Results
We start the evaluation of RT-2 with testing the emergent properties of the model. Since we can’t fully anticipate the extend of RT-2’s generalization, we present a number of previously unseen objects to the robot and evaluate its performance on tasks that require semantic understanding that goes far beyond the robot data that the model was fine-tuned on. You can see qualitative examples of successful tasks that we found surprising below:
To quantify the emergent properties of RT-2, we categorize them into: symbol understanding, reasoning and human recognition and evaluate two variants of RT-2:
- RT-2 trained on top of PaLM-E (12B parameters),
- RT-2 trained on top of PaLI-X (55B parameters)
against its predecessor – RT-1 and another visual pre-training method – VC-1. The results below demonstrate a significant improvement of RT-2 compared to the baselines (3x).

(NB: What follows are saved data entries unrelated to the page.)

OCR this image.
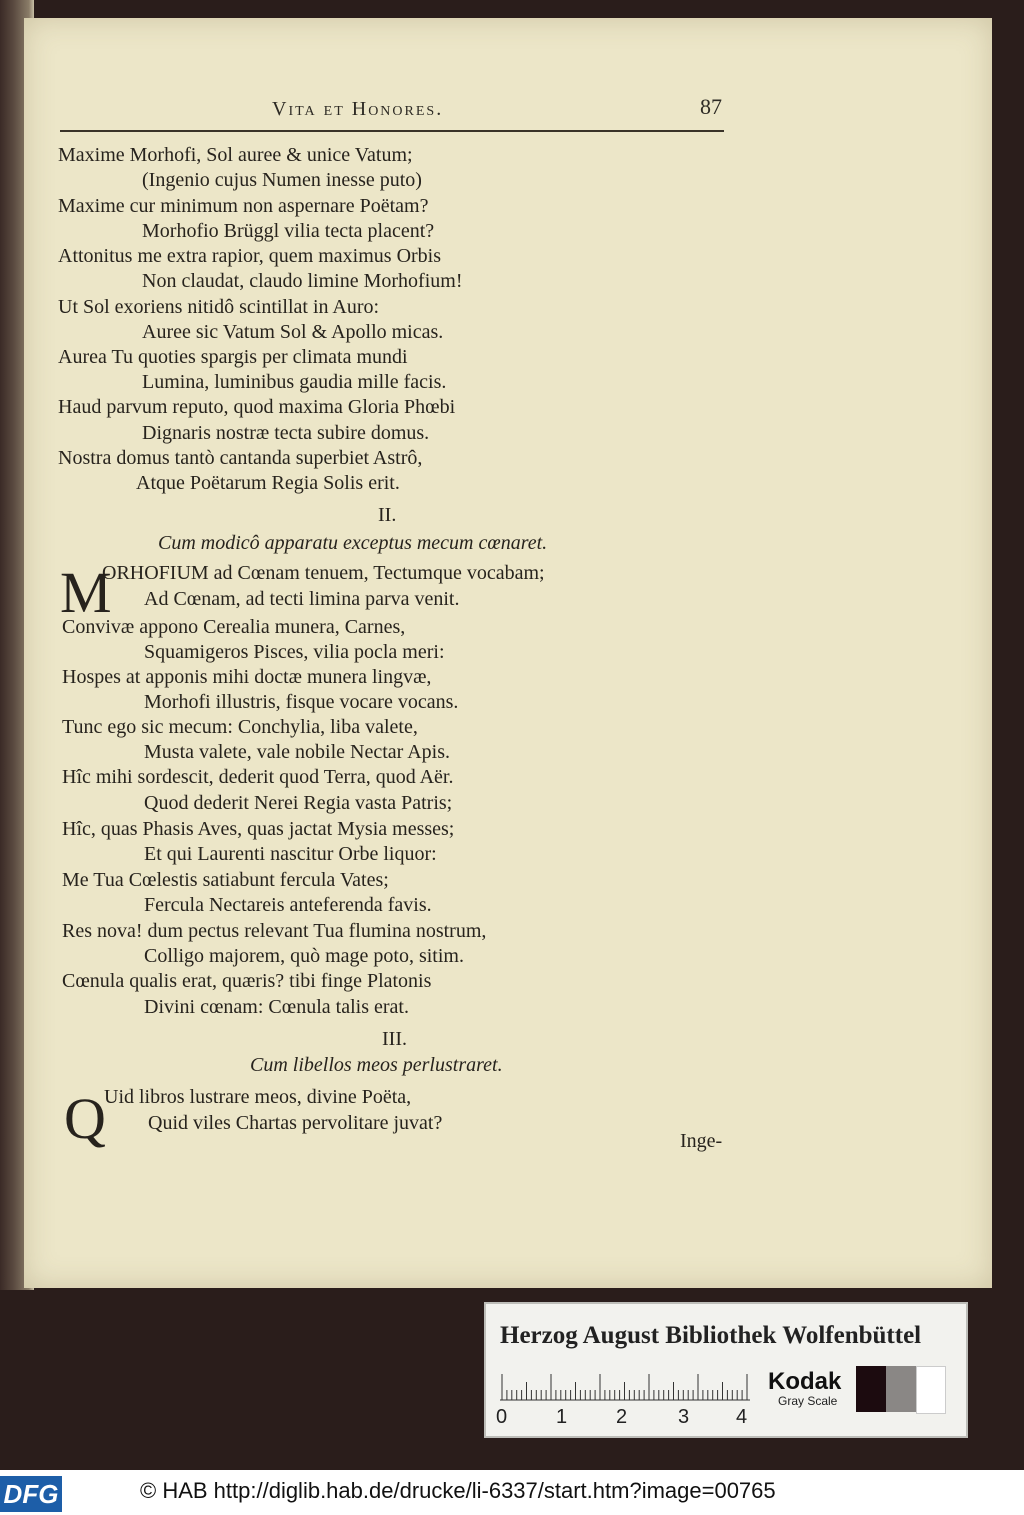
Vita et Honores.	87
Maxime Morhofi, Sol auree & unice Vatum;
(Ingenio cujus Numen inesse puto)
Maxime cur minimum non aspernare Poëtam?
Morhofio Brüggl vilia tecta placent?
Attonitus me extra rapior, quem maximus Orbis
Non claudat, claudo limine Morhofium!
Ut Sol exoriens nitidô scintillat in Auro:
Auree sic Vatum Sol & Apollo micas.
Aurea Tu quoties spargis per climata mundi
Lumina, luminibus gaudia mille facis.
Haud parvum reputo, quod maxima Gloria Phœbi
Dignaris nostræ tecta subire domus.
Nostra domus tantò cantanda superbiet Astrô,
Atque Poëtarum Regia Solis erit.
II.
Cum modicô apparatu exceptus mecum cœnaret.
M
ORHOFIUM ad Cœnam tenuem, Tectumque vocabam;
Ad Cœnam, ad tecti limina parva venit.
Convivæ appono Cerealia munera, Carnes,
Squamigeros Pisces, vilia pocla meri:
Hospes at apponis mihi doctæ munera lingvæ,
Morhofi illustris, fisque vocare vocans.
Tunc ego sic mecum: Conchylia, liba valete,
Musta valete, vale nobile Nectar Apis.
Hîc mihi sordescit, dederit quod Terra, quod Aër.
Quod dederit Nerei Regia vasta Patris;
Hîc, quas Phasis Aves, quas jactat Mysia messes;
Et qui Laurenti nascitur Orbe liquor:
Me Tua Cœlestis satiabunt fercula Vates;
Fercula Nectareis anteferenda favis.
Res nova! dum pectus relevant Tua flumina nostrum,
Colligo majorem, quò mage poto, sitim.
Cœnula qualis erat, quæris? tibi finge Platonis
Divini cœnam: Cœnula talis erat.
III.
Cum libellos meos perlustraret.
Q
Uid libros lustrare meos, divine Poëta,
Quid viles Chartas pervolitare juvat?
Inge-
Herzog August Bibliothek Wolfenbüttel
0 1 2	3 4
Kodak
Gray Scale
DFG	© HAB http://diglib.hab.de/drucke/li-6337/start.htm?image=00765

We evaluate the two variants of RT-2, together with more baselines in a blind A/B study and present the results across multiple generalization axes below. The resulting generalization improvement of RT-2 is approximately 2x.
To better understand how different design choices of RT-2 impact the generalization results we ablate the two most significant design decisions:
- the model size: 5B vs 55B for the RT-2 PaLI-X variant,
- training recipe: training the model from scratch vs fine-tuning vs co-fine-tuning.
The results below indicate the importance of the pre-trained weights of the vision-langauge model as well as the trend of the model generalization improving with the model size.
We also evaluate RT-2 on an open-source language-table benchmark where we train RT-2 on simulation and real language-table data. In addition to achieving the state-of-the-art result on the simulation benchmark (90% vs 77% of the previous SoTA), we evaluate the resulting model in the real world. We demonstrate RT-2’s generalization capabilities with the objects never seen in language table datasets before such as ketchup bottle, banana and others:
Lastly, since the resulting RT-2 PaLM-E version of the model is a vision-language-action model that can act as an LLM, VLM and a robotic controller all in a single neural network, we demonstrate that RT-2 can perform chain-of-thought reasoning for control. In the examples below RT-2 first outputs a few reasoning steps in natural language which are then followed by the string: `Action:` and the resulting action tokens.
This shows the promise of fully integrated VLA models that can transfer not only some of the semantic concepts across different modalities (e.g. generalize robot actions to new semantic categories) but also some of the properties of the underlying models (e.g. chain-of-thought reasoning).